AM11:48

『諸君、今ノ二匹ハ時間ヲ軽ンジタノデす』


 レムが何やら演説っぽい口調で悪魔達に語り掛け始める。


『彼ラハ0,5秒ト0,07ヲ軽ンじ、0,5秒ト0,07ニ泣イタガ故に、亜空間ノ藻屑ト化ス運命ヲ辿ッた。悲シイ事デす』


 自分で殺しておいて悲しいとか言っちゃってるぞこいつ。何だろう、独裁者が自分の主張を正当化する為に話題をすり替えてる感じがするな。


『デスが、彼ラノ魂ハ私達ノ胸ニ生キテイマす。私達ハ彼ラノ為ニも、必死ニ今ヲ生キナケレバナラナイノデす!』


 死にたくなけりゃ死ぬ気で働け、ですね。分かりますよ、はい。


 かりんとうとラムネを餌に死ぬまで労働を強いるんですって。とんでもないブラック企業もあったもんだぜ……。


 ある意味ではとても悪魔的な話だとは思うが……どうにも今朝の俺とダブるな。俺が遅刻になったのも0,数秒レベルの誤差だったはずだし。

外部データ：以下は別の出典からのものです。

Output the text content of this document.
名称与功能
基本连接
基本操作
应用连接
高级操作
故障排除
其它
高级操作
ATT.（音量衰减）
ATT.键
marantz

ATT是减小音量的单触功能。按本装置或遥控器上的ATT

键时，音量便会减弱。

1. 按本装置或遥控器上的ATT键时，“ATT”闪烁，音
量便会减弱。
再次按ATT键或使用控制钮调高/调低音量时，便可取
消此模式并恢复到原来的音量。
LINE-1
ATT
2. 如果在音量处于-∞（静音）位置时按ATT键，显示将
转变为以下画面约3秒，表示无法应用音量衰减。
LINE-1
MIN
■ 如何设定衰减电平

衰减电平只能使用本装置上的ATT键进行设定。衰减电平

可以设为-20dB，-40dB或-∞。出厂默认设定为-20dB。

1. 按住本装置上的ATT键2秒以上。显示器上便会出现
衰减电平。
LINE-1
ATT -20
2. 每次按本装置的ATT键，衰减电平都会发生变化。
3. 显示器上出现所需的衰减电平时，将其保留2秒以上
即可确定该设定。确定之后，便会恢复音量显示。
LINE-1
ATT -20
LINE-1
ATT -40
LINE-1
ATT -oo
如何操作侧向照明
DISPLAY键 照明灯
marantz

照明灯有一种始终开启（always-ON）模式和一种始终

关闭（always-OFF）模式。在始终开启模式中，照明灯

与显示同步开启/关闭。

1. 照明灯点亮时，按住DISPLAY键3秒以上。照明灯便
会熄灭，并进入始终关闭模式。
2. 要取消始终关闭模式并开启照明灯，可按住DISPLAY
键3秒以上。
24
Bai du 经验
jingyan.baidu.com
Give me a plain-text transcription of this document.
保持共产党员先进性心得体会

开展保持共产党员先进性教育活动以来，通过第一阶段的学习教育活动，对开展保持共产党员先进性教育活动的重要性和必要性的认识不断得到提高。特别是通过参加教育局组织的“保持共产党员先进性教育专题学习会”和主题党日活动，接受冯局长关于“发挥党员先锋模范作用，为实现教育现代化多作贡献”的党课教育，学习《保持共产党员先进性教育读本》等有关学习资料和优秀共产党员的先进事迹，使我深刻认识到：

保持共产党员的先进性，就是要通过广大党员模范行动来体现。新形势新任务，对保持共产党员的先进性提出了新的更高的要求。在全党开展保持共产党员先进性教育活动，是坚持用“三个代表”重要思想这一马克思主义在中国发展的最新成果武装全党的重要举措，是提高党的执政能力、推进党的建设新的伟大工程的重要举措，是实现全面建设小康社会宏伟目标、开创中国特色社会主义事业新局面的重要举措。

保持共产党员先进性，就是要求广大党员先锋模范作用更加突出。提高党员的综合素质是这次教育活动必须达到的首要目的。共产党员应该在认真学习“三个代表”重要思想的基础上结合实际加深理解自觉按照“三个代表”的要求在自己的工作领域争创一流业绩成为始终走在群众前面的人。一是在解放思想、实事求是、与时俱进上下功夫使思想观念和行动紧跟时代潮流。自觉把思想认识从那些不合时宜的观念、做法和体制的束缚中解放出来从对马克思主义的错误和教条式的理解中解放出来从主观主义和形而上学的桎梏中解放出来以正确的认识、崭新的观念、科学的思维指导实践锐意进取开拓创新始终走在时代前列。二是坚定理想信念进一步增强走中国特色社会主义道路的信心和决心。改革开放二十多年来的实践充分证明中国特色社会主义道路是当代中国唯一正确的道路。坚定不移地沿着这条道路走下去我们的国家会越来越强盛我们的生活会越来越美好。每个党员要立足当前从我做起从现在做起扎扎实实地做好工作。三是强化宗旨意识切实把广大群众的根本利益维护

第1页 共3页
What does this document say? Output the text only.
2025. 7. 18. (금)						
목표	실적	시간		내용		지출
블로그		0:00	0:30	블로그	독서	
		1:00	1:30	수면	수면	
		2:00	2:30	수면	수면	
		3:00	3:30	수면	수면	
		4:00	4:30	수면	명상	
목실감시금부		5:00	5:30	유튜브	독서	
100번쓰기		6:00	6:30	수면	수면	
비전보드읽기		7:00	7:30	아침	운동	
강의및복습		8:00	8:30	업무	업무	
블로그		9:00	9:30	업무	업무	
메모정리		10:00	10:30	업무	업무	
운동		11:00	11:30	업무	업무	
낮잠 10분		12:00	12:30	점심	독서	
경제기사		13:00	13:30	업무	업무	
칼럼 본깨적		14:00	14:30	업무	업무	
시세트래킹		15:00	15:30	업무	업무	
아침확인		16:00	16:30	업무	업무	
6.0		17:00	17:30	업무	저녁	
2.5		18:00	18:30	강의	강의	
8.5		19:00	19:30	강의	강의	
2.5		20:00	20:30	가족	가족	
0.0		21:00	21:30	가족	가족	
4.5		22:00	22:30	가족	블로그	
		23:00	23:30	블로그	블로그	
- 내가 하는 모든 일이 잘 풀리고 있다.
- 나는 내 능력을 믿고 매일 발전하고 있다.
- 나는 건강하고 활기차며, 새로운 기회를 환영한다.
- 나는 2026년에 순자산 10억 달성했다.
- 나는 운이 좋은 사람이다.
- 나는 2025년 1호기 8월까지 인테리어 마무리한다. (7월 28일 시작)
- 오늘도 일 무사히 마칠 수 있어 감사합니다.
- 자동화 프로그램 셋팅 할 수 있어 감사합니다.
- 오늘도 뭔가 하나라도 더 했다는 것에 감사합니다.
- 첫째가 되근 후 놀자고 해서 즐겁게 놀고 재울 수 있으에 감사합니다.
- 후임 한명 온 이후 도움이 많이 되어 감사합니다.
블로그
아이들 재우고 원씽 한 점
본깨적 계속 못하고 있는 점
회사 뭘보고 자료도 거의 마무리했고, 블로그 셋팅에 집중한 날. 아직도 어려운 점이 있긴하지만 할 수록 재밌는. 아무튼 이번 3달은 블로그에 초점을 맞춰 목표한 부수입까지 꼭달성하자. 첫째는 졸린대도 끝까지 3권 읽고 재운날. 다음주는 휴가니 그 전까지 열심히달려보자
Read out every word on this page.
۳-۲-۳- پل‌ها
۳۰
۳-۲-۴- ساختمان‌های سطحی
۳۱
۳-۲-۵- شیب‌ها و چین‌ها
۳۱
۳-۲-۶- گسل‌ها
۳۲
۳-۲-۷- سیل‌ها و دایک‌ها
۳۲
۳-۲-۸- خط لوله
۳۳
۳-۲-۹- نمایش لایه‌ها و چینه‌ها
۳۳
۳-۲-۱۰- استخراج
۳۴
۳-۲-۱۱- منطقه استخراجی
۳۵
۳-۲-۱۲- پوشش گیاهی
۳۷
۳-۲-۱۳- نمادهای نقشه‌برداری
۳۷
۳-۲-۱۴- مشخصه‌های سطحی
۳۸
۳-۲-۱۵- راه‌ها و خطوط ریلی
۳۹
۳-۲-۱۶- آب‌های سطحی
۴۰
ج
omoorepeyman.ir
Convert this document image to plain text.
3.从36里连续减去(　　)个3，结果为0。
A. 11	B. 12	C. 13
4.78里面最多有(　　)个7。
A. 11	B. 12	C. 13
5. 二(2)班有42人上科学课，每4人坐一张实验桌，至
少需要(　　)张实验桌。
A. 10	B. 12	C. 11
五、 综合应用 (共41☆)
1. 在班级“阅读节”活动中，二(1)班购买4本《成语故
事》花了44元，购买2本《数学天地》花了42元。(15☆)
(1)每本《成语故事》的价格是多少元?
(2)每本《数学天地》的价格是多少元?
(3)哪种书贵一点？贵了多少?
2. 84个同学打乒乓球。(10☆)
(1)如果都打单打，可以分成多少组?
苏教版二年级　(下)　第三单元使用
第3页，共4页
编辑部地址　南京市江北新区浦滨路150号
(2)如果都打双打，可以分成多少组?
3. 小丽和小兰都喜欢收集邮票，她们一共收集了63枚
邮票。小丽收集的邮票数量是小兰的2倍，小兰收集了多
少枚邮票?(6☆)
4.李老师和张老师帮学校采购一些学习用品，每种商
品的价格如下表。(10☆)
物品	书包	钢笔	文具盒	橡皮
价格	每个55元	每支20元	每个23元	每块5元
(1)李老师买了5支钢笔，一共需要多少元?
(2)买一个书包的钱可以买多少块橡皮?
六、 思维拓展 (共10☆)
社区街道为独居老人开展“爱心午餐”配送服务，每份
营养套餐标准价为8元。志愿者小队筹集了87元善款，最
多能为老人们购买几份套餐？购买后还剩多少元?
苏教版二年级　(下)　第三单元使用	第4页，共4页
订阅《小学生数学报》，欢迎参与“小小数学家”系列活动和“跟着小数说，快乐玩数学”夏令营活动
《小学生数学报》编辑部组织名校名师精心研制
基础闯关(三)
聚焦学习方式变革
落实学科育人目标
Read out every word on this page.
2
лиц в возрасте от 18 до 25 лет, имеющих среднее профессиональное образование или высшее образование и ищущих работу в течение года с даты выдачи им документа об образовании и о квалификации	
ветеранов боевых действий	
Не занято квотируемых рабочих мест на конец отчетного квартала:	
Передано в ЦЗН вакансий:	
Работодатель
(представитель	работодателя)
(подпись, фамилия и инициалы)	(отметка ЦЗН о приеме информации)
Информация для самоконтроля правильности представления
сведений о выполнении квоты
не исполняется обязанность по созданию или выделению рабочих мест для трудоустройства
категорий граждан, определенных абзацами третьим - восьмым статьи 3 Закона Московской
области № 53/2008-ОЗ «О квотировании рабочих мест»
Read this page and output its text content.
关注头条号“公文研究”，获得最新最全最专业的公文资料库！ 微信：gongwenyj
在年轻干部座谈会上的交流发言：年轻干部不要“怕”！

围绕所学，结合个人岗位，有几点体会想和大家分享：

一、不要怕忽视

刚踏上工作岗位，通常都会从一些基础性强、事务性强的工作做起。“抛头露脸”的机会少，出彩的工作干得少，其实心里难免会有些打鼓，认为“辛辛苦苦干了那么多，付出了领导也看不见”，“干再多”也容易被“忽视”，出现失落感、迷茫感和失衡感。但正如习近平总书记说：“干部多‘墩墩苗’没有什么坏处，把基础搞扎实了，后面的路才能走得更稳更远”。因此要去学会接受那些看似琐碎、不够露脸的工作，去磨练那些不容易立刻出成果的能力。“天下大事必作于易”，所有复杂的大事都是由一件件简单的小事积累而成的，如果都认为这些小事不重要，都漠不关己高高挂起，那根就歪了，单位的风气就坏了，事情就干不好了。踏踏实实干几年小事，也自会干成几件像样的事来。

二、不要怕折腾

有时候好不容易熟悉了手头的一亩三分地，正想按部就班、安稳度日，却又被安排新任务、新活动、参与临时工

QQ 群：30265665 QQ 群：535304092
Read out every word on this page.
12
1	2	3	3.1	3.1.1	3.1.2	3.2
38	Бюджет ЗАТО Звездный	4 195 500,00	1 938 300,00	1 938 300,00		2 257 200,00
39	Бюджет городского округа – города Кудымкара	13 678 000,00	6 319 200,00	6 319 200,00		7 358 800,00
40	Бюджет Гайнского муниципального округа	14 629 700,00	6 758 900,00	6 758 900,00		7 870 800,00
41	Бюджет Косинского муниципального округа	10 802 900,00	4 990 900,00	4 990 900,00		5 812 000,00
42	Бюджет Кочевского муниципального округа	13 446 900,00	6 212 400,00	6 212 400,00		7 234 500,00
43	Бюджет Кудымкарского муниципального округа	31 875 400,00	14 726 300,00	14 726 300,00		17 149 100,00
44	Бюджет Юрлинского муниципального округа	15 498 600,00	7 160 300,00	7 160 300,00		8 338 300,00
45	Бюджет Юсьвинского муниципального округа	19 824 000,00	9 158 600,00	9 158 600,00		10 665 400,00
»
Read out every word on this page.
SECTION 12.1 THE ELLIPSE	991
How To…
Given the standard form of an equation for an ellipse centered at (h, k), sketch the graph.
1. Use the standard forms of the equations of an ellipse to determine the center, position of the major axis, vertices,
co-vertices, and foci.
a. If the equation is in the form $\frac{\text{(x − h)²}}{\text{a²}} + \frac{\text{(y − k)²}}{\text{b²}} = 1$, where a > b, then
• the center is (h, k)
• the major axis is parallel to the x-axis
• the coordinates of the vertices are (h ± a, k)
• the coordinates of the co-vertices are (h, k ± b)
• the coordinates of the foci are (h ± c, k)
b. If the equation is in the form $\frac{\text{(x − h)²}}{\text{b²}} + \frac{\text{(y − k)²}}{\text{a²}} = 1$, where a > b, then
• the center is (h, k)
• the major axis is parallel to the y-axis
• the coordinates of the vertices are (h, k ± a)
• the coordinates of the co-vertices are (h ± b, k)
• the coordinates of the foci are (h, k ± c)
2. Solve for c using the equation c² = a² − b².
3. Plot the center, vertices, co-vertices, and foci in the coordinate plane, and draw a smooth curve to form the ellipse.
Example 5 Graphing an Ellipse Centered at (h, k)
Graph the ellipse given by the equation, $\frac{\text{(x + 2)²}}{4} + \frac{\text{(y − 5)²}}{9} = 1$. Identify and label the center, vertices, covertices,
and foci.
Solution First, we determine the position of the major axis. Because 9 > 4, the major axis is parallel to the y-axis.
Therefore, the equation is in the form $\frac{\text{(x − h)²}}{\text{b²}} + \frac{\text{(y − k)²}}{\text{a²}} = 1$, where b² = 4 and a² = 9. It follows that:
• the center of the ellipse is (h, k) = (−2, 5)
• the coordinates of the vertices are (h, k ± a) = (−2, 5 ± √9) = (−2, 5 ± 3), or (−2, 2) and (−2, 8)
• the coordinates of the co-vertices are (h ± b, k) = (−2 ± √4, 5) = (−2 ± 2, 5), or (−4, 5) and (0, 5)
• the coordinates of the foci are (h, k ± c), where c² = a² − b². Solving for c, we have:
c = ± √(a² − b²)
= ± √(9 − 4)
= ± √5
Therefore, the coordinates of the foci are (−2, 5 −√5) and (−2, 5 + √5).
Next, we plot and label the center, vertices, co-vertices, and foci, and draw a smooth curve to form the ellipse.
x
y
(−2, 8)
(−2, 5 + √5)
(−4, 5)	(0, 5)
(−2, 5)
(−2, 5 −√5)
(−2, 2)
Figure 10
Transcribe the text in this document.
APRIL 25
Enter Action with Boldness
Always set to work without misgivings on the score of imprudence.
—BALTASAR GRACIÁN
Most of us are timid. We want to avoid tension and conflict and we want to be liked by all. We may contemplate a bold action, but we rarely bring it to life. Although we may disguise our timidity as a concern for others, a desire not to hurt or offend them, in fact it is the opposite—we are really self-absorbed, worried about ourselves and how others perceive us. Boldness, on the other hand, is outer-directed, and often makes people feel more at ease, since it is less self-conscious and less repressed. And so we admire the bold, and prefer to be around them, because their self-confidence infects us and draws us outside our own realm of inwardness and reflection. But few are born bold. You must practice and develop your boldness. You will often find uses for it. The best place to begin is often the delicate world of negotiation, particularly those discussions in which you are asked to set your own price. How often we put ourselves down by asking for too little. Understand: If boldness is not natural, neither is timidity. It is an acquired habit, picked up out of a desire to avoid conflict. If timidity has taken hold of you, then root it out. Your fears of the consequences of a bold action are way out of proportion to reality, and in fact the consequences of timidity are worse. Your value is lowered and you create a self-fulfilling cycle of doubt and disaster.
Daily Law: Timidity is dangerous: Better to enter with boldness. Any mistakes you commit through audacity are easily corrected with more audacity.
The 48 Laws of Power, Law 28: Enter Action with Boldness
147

 やべぇ、思い出したらちょっと腹立ってきた。悪魔達こいつらの為にも俺は、今ここでレムこのバカをぷちっと潰してやるべきじゃないか?


『ん? 何故私ノ体ヲ握リシメテイルノデスか? アナタは』

「あ、いや、何でもない。すまん」


 俺は無意識に捕えていたレムの体を離してやった。


 危ねぇ危ねぇ、一時の感情に流されてうっかり人殺しになるところだったぜ……いや、こいつは悪魔だから人殺しとは呼ば以下略。